診療報酬改定でも、エビデンスに基づく議論が行われるほか、一部の医薬品と医療機器に費用対効果評価が導入されます。
 診断支援や創薬に活用しようとAI(人工知能)も注目されていますが、その基になるのは、日常診療から蓄積されるデータです。電子カルテやレセプトデータを基に、人工知能を使って診断のロジックを作り、診断支援をする取り組みが進んでいます。そのほか、国民一人一人が自身の保健医療のデータ管理をする「EHR、PHR」の導入も検討されています。
(2)インセンティブ
 予防に力を入れて病気になる被保険者を減らすというミッションのもと、各保険者が特定健診や特定保健指導に取り組んでいます。それにより医療費の抑制や何らかの成果を上げた保険者に対しては高齢者支援金を減算する。保険者が健康予防、ダイエットなどに取り組む加入者に対してヘルスケアポイントを付与するという取り組みもあります。このように保険者と国民に対するインセンティブ改革が今後、高まってくるのではないかと考えます。
(3)患者(主権)
 「EHR、PHR」は、患者主権の取り組みの代表例です。
 患者自身が自分の健康問題に対して関心を持つことが重要であり、市販薬でも一定程度管理できるのではないかという考えのもと、進められているのが、スイッチOTC化やセフルメディケーション税制。ただし、これも行きすぎると病気なのに自分で治そうとして、受診する時には重症化してしまう恐れもあります。
 また、個人の選択に応じた負担や応能負担の考え方も導入されつつあります。
(4)地域(主権)
 地域包括ケアシステムが、2025年に向けて地域単位で構築が進められています。
 さらに、今まで厚労省が一極集中で全国統一の仕組みでやってきたものを、地域によって医療事情や財政事情が違うということから、都道府県のガバナンス強化も進みます。医療計画も地域医療構想も、地域単位です。ほかにも、都道府県単位、市町村単位という枠組みがさまざまなものに適用されてくると考えます。診療報酬の地域差もあります。
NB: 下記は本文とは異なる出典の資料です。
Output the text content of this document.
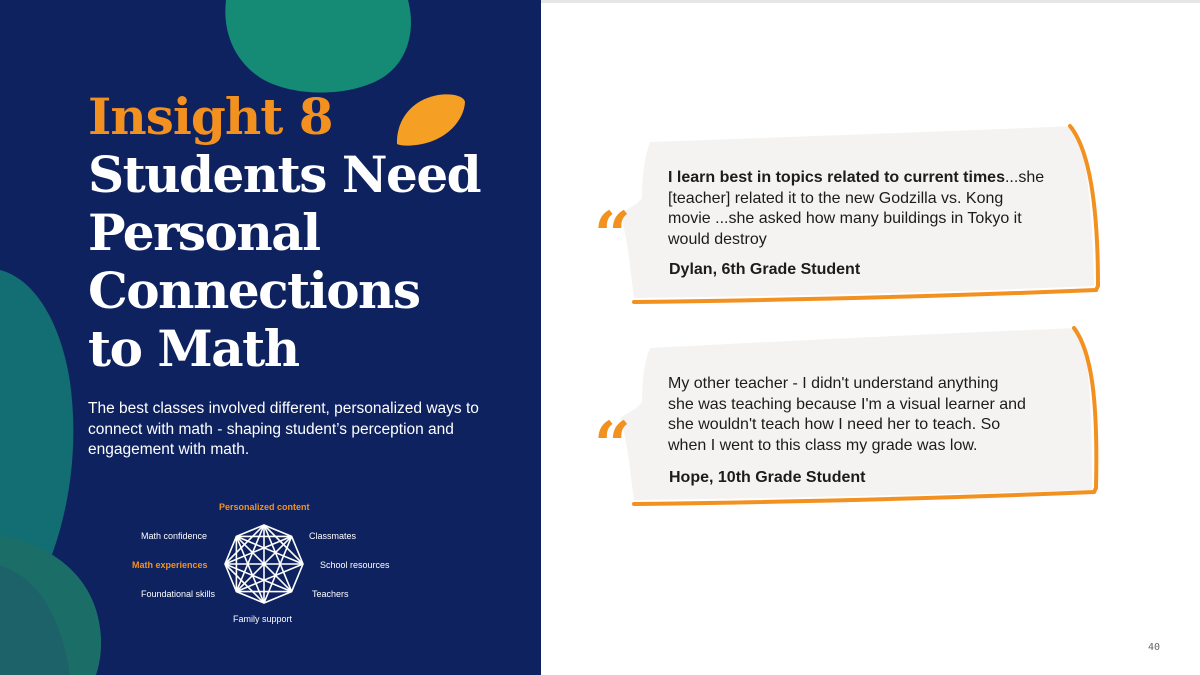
Insight 8
Students Need
Personal
Connections
to Math
The best classes involved different, personalized ways to connect with math - shaping student’s perception and engagement with math.
Personalized content
Math confidence
Math experiences
Foundational skills
Family support
Classmates
School resources
Teachers
“
I learn best in topics related to current times...she
[teacher] related it to the new Godzilla vs. Kong
movie ...she asked how many buildings in Tokyo it
would destroy
Dylan, 6th Grade Student
“
My other teacher - I didn't understand anything
she was teaching because I'm a visual learner and
she wouldn't teach how I need her to teach. So
when I went to this class my grade was low.
Hope, 10th Grade Student
40
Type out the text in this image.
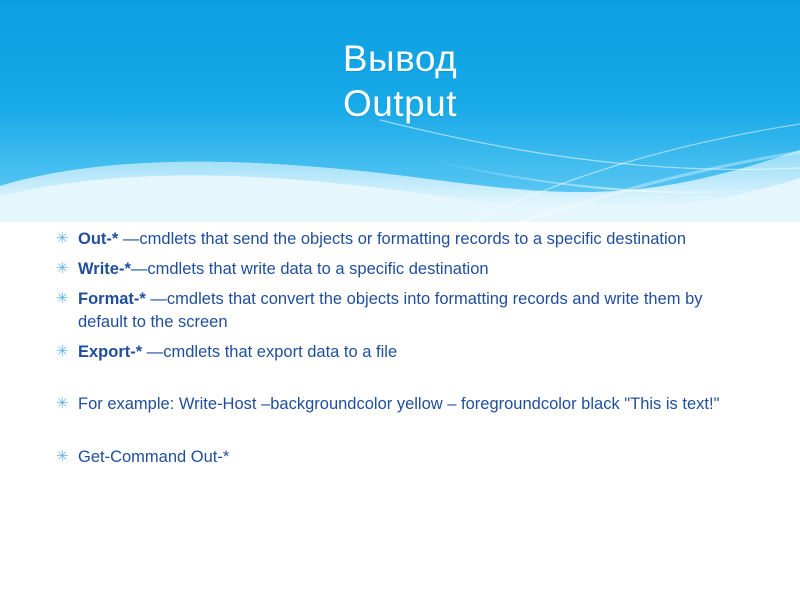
Вывод
Output
✳ Out-* —cmdlets that send the objects or formatting records to a specific destination
✳ Write-*—cmdlets that write data to a specific destination
✳ Format-* —cmdlets that convert the objects into formatting records and write them by default to the screen
✳ Export-* —cmdlets that export data to a file
✳ For example: Write-Host –backgroundcolor yellow – foregroundcolor black "This is text!"
✳ Get-Command Out-*
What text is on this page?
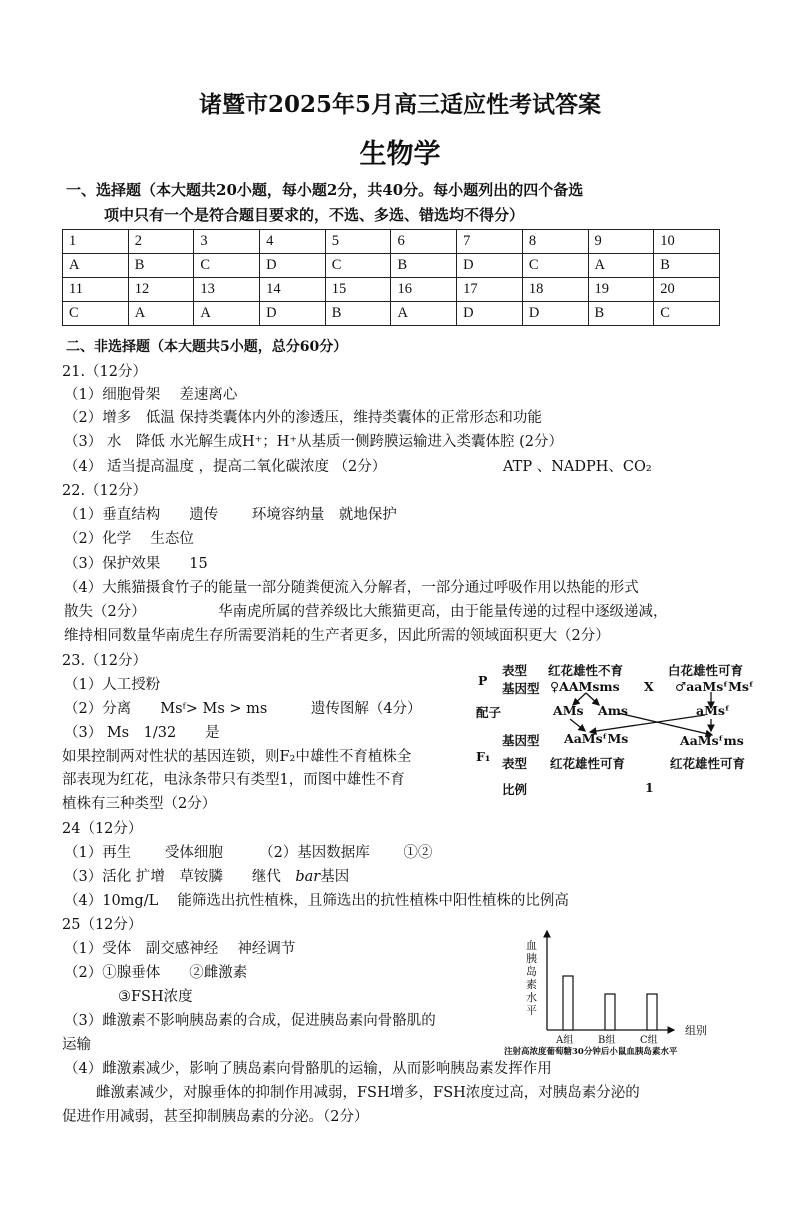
诸暨市2025年5月高三适应性考试答案
生物学
一、选择题（本大题共20小题，每小题2分，共40分。每小题列出的四个备选
项中只有一个是符合题目要求的，不选、多选、错选均不得分）
1	2	3	4	5	6	7	8	9	10
A	B	C	D	C	B	D	C	A	B
11	12	13	14	15	16	17	18	19	20
C	A	A	D	B	A	D	D	B	C
二、非选择题（本大题共5小题，总分60分）
21.（12分）
（1）细胞骨架　 差速离心
（2）增多　低温 保持类囊体内外的渗透压，维持类囊体的正常形态和功能
（3） 水　降低 水光解生成H⁺；H⁺从基质一侧跨膜运输进入类囊体腔 (2分）
（4） 适当提高温度 ，提高二氧化碳浓度 （2分）	ATP 、NADPH、CO₂
22.（12分）
（1）垂直结构　　遗传　　 环境容纳量　就地保护
（2）化学　 生态位
（3）保护效果　　15
（4）大熊猫摄食竹子的能量一部分随粪便流入分解者，一部分通过呼吸作用以热能的形式
散失（2分）	华南虎所属的营养级比大熊猫更高，由于能量传递的过程中逐级递减，
维持相同数量华南虎生存所需要消耗的生产者更多，因此所需的领域面积更大（2分）
23.（12分）
（1）人工授粉
（2）分离　　Msᶠ> Ms > ms　　　遗传图解（4分）
（3） Ms　1/32　　是
如果控制两对性状的基因连锁，则F₂中雄性不育植株全
部表现为红花，电泳条带只有类型1，而图中雄性不育
植株有三种类型（2分）
P
表型 红花雄性不育	白花雄性可育
基因型 ♀AAMsms X ♂aaMsᶠMsᶠ
配子	AMs Ams	aMsᶠ
基因型 AaMsᶠMs	AaMsᶠms
F₁ 表型 红花雄性可育	红花雄性可育
比例	1
24（12分）
（1）再生　　 受体细胞　　　（2）基因数据库　　 ①②
（3）活化 扩增　草铵膦　　继代　bar基因
（4）10mg/L　 能筛选出抗性植株，且筛选出的抗性植株中阳性植株的比例高
25（12分）
（1）受体　副交感神经　 神经调节
（2）①腺垂体　　②雌激素
③FSH浓度
（3）雌激素不影响胰岛素的合成，促进胰岛素向骨骼肌的
运输
（4）雌激素减少，影响了胰岛素向骨骼肌的运输，从而影响胰岛素发挥作用
雌激素减少，对腺垂体的抑制作用减弱，FSH增多，FSH浓度过高，对胰岛素分泌的
促进作用减弱，甚至抑制胰岛素的分泌。（2分）
血胰岛素水平
组别
A组 B组 C组
注射高浓度葡萄糖30分钟后小鼠血胰岛素水平
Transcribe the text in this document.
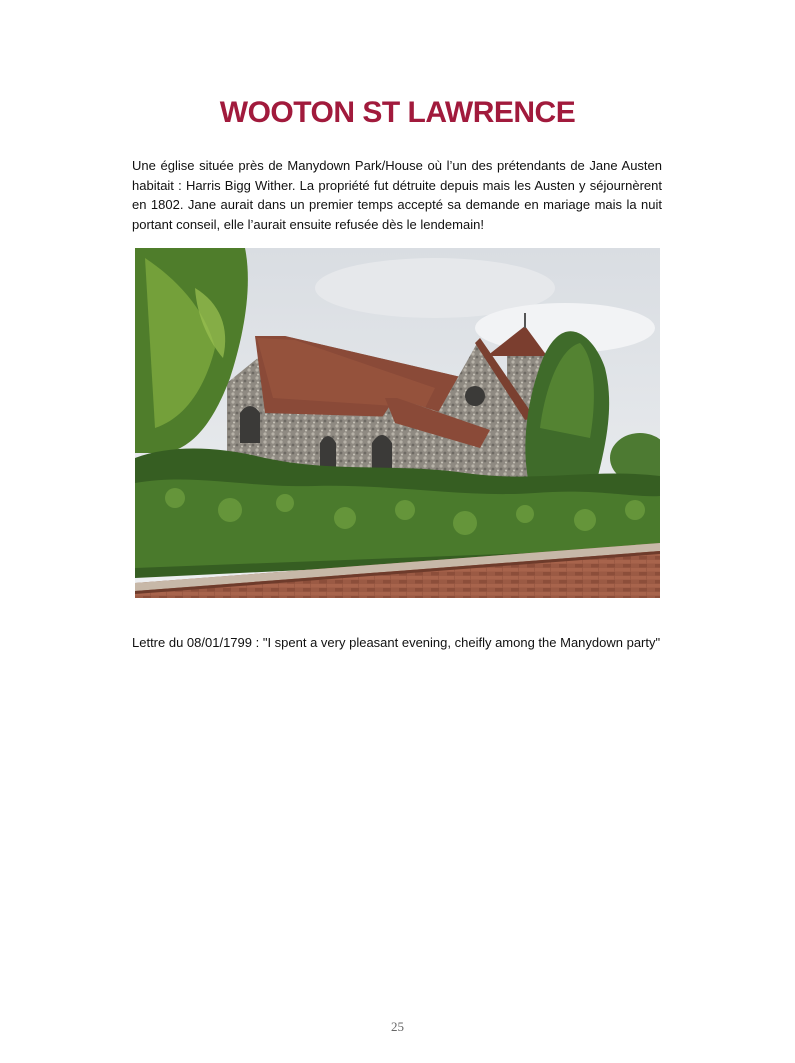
WOOTON ST LAWRENCE

Une église située près de Manydown Park/House où l’un des prétendants de Jane Austen habitait : Harris Bigg Wither. La propriété fut détruite depuis mais les Austen y séjournèrent en 1802. Jane aurait dans un premier temps accepté sa demande en mariage mais la nuit portant conseil, elle l’aurait ensuite refusée dès le lendemain!

Lettre du 08/01/1799 : "I spent a very pleasant evening, cheifly among the Manydown party"

25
地域差を解消するための議論だけでなく、地域によって診療点数を変えても良いのではないかという意見もあります。
(5)プロフェッショナリズム
 高額薬剤の「最適使用推進ガイドライン」、新専門医制度、医療事故調査制度、生殖補助医療、出生前診断、再生医療、AI(人工知能)、終末期医療や看取り……。プロフェッショナリズムが求められるが場面が多々あります。
 医療は医学の社会的適応とも言われます。医師自身は純粋なサイエンスですが、それを医療として目の前の患者に提供する、もしくは医療提供体制を構築するには、さまざまな利害関係が関係します。医療が対象とする患者・社会は複雑系で、人口の高齢化、制度も複雑化する中で、医療を提供していかなければならないことは、まさに複雑な連立方程式を解いていくようなものです。そのために求められるのがプロフェッショナリズムだと思います。
 さまざまな制度改革が進む中で、常に医療の意味を考える。しかし、社会への適用に当たっては、説明責任を果たさなければ、患者をはじめ社会から納得は得られず、合意形成できません。プロフェッショナルな存在として説明責任を果たすことも求められます。その上で実践、つまり臨床応用あるいは制度下につなげる――。常にこのサイクルを回していくことが、問題解決には求められるのではないかと日々の取材を通して感じています。